Sistema de flare segue padrões ambientais internacionais
Entre os destaques da FPSO P-78 está a adoção de um sistema de flare considerado mais avançado do ponto de vista ambiental. A tecnologia é projetada para minimizar impactos, pois promove a queima de gases e vapores combustíveis em uma câmara selada, em vez de liberá-los de forma aberta na atmosfera.
Essa prática segue as melhores normas internacionais do setor de petróleo e gás e atende às exigências regulatórias brasileiras. A adoção do sistema foi analisada no processo de autorização e integra as condicionantes de segurança operacional estabelecidas pela ANP.
Processo de aprovação envolveu análise técnica e de segurança
A autorização para início das operações foi decidida no sábado (20), após a ANP concluir a avaliação da Documentação de Segurança Operacional apresentada pela Petrobrás. O órgão regulador também analisou o cumprimento das condicionantes de segurança, além de aprovar o projeto da plataforma e autorizar o uso dos sistemas de medição.
Todo o processo envolveu auditorias técnicas e verificações detalhadas, garantindo que a unidade esteja apta a operar dentro dos padrões exigidos pelo setor de petróleo no Brasil.
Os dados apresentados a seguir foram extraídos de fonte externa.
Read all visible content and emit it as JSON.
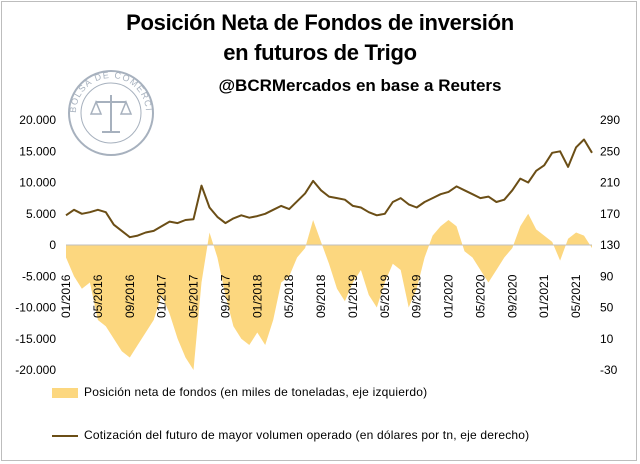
{
  "header": {
    "title_line1": "Posición Neta de Fondos de inversión",
    "title_line2": "en futuros de Trigo",
    "source": "@BCRMercados en base a Reuters",
    "logo_text": "BOLSA DE COMERCIO DE ROSARIO"
  },
  "colors": {
    "fill": "#fcd77f",
    "line": "#6b4e16",
    "logo": "#a7b1be"
  },
  "legend": {
    "fill_label": "Posición neta de fondos (en miles de toneladas, eje izquierdo)",
    "line_label": "Cotización del futuro de mayor volumen operado (en dólares por tn, eje derecho)"
  },
  "chart_data": {
    "type": "area",
    "left_axis": {
      "ticks": [
        "20.000",
        "15.000",
        "10.000",
        "5.000",
        "0",
        "-5.000",
        "-10.000",
        "-15.000",
        "-20.000"
      ],
      "range": [
        -20000,
        20000
      ]
    },
    "right_axis": {
      "ticks": [
        "290",
        "250",
        "210",
        "170",
        "130",
        "90",
        "50",
        "10",
        "-30"
      ],
      "range": [
        -30,
        290
      ]
    },
    "x_ticks": [
      "01/2016",
      "05/2016",
      "09/2016",
      "01/2017",
      "05/2017",
      "09/2017",
      "01/2018",
      "05/2018",
      "09/2018",
      "01/2019",
      "05/2019",
      "09/2019",
      "01/2020",
      "05/2020",
      "09/2020",
      "01/2021",
      "05/2021"
    ],
    "months": [
      "01/2016",
      "02/2016",
      "03/2016",
      "04/2016",
      "05/2016",
      "06/2016",
      "07/2016",
      "08/2016",
      "09/2016",
      "10/2016",
      "11/2016",
      "12/2016",
      "01/2017",
      "02/2017",
      "03/2017",
      "04/2017",
      "05/2017",
      "06/2017",
      "07/2017",
      "08/2017",
      "09/2017",
      "10/2017",
      "11/2017",
      "12/2017",
      "01/2018",
      "02/2018",
      "03/2018",
      "04/2018",
      "05/2018",
      "06/2018",
      "07/2018",
      "08/2018",
      "09/2018",
      "10/2018",
      "11/2018",
      "12/2018",
      "01/2019",
      "02/2019",
      "03/2019",
      "04/2019",
      "05/2019",
      "06/2019",
      "07/2019",
      "08/2019",
      "09/2019",
      "10/2019",
      "11/2019",
      "12/2019",
      "01/2020",
      "02/2020",
      "03/2020",
      "04/2020",
      "05/2020",
      "06/2020",
      "07/2020",
      "08/2020",
      "09/2020",
      "10/2020",
      "11/2020",
      "12/2020",
      "01/2021",
      "02/2021",
      "03/2021",
      "04/2021",
      "05/2021",
      "06/2021",
      "07/2021"
    ],
    "series": [
      {
        "name": "Posición neta de fondos (en miles de toneladas, eje izquierdo)",
        "axis": "left",
        "kind": "area",
        "values": [
          -2000,
          -5000,
          -7000,
          -6000,
          -12000,
          -13000,
          -15000,
          -17000,
          -18000,
          -16000,
          -14000,
          -12000,
          -8000,
          -11000,
          -15000,
          -18000,
          -20000,
          -6000,
          2000,
          -2000,
          -8000,
          -13000,
          -15000,
          -16000,
          -14000,
          -16000,
          -12000,
          -6000,
          -5000,
          -2000,
          -500,
          4000,
          500,
          -3000,
          -7000,
          -9000,
          -6000,
          -4000,
          -8000,
          -10000,
          -6000,
          -3000,
          -4000,
          -10000,
          -7000,
          -2000,
          1500,
          3000,
          4000,
          3000,
          -1000,
          -2000,
          -4000,
          -6000,
          -4000,
          -2000,
          -500,
          3000,
          5000,
          2500,
          1500,
          500,
          -2500,
          1000,
          2000,
          1500,
          -500
        ]
      },
      {
        "name": "Cotización del futuro de mayor volumen operado (en dólares por tn, eje derecho)",
        "axis": "right",
        "kind": "line",
        "values": [
          168,
          175,
          170,
          172,
          175,
          172,
          156,
          148,
          140,
          142,
          146,
          148,
          154,
          160,
          158,
          162,
          163,
          206,
          178,
          166,
          158,
          164,
          168,
          165,
          167,
          170,
          175,
          180,
          176,
          186,
          196,
          212,
          200,
          192,
          190,
          188,
          180,
          178,
          172,
          168,
          170,
          185,
          190,
          182,
          178,
          185,
          190,
          195,
          198,
          205,
          200,
          195,
          190,
          192,
          185,
          188,
          200,
          215,
          210,
          225,
          232,
          248,
          250,
          230,
          255,
          265,
          248
        ]
      }
    ]
  }
}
Construção da plataforma envolveu estaleiros internacionais
De acordo com informações divulgadas pela Agência Brasil, a construção da FPSO P-78 seguiu um cronograma internacional. “O casco da P-78 foi construído em estaleiros nas cidades Yantai e Hayang, na China, e em Ulsan, na Coreia do Sul. Os blocos foram integrados na Coreia do Sul, antes de seguirem para Singapura, onde houve a montagem dos módulos, incluindo um construído no estaleiro da Seatrium (antigo Brasfels), em Angra dos Reis, litoral do Rio de Janeiro. As auditorias da ANP foram realizadas ainda em Singapura”.
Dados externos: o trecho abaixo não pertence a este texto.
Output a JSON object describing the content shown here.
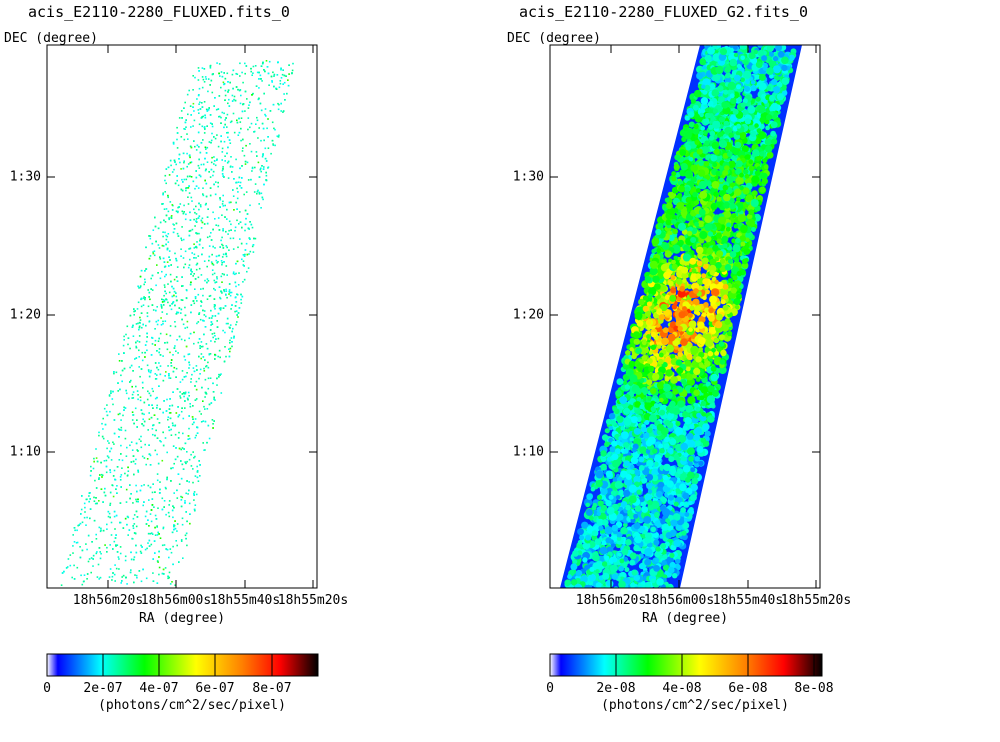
{
  "chart_data": [
    {
      "type": "heatmap",
      "title": "acis_E2110-2280_FLUXED.fits_0",
      "ylabel": "DEC (degree)",
      "xlabel": "RA (degree)",
      "y_ticks": [
        "1:30",
        "1:20",
        "1:10"
      ],
      "x_ticks": [
        "18h56m20s",
        "18h56m00s",
        "18h55m40s",
        "18h55m20s"
      ],
      "colorbar": {
        "ticks": [
          "0",
          "2e-07",
          "4e-07",
          "6e-07",
          "8e-07"
        ],
        "range": [
          0,
          9.6e-07
        ],
        "label": "(photons/cm^2/sec/pixel)"
      },
      "style": "sparse-points"
    },
    {
      "type": "heatmap",
      "title": "acis_E2110-2280_FLUXED_G2.fits_0",
      "ylabel": "DEC (degree)",
      "xlabel": "RA (degree)",
      "y_ticks": [
        "1:30",
        "1:20",
        "1:10"
      ],
      "x_ticks": [
        "18h56m20s",
        "18h56m00s",
        "18h55m40s",
        "18h55m20s"
      ],
      "colorbar": {
        "ticks": [
          "0",
          "2e-08",
          "4e-08",
          "6e-08",
          "8e-08"
        ],
        "range": [
          0,
          8.1e-08
        ],
        "label": "(photons/cm^2/sec/pixel)"
      },
      "style": "smoothed"
    }
  ],
  "colormap": [
    "#ffffff",
    "#0000ff",
    "#00ffff",
    "#00ff00",
    "#ffff00",
    "#ff8000",
    "#ff0000",
    "#000000"
  ]
}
O modelo de construção modular permitiu a integração de diferentes etapas em diversos países, estratégia comum em grandes projetos da indústria de petróleo offshore.
Búzios passa a contar com sete plataformas em operação
Com a chegada da FPSO P-78, o Campo de Búzios passa a contar com sete plataformas em operação. A unidade se soma às plataformas P-74, P-75, P-76, P-77, Almirante Barroso e Almirante Tamandaré.
Essa estrutura reforça a relevância de Búzios no cenário energético nacional e internacional, sobretudo no contexto do Pré-sal, que responde por parcela significativa da produção brasileira de petróleo.
Autorização ocorre em meio à greve nacional dos petroleiros
A liberação da nova plataforma ocorre em um momento sensível para o setor. A categoria dos petroleiros está em greve nacional, movimento que completou oito dias nesta segunda-feira (22).
Segundo a Federação Única dos Petroleiros (FUP), as negociações com a Petrobrás apresentam “avanços significativos em relação aos três eixos de luta da campanha reivindicatória”. Ainda assim, a mobilização segue abrangente.
De acordo com a entidade, aderiram à greve nove refinarias, 28 plataformas de produção marítima, 16 terminais operacionais, quatro termelétricas, duas usinas de biodiesel e dez instalações terrestres operacionais, o que demonstra a amplitude do movimento dentro do setor de petróleo e energia no país.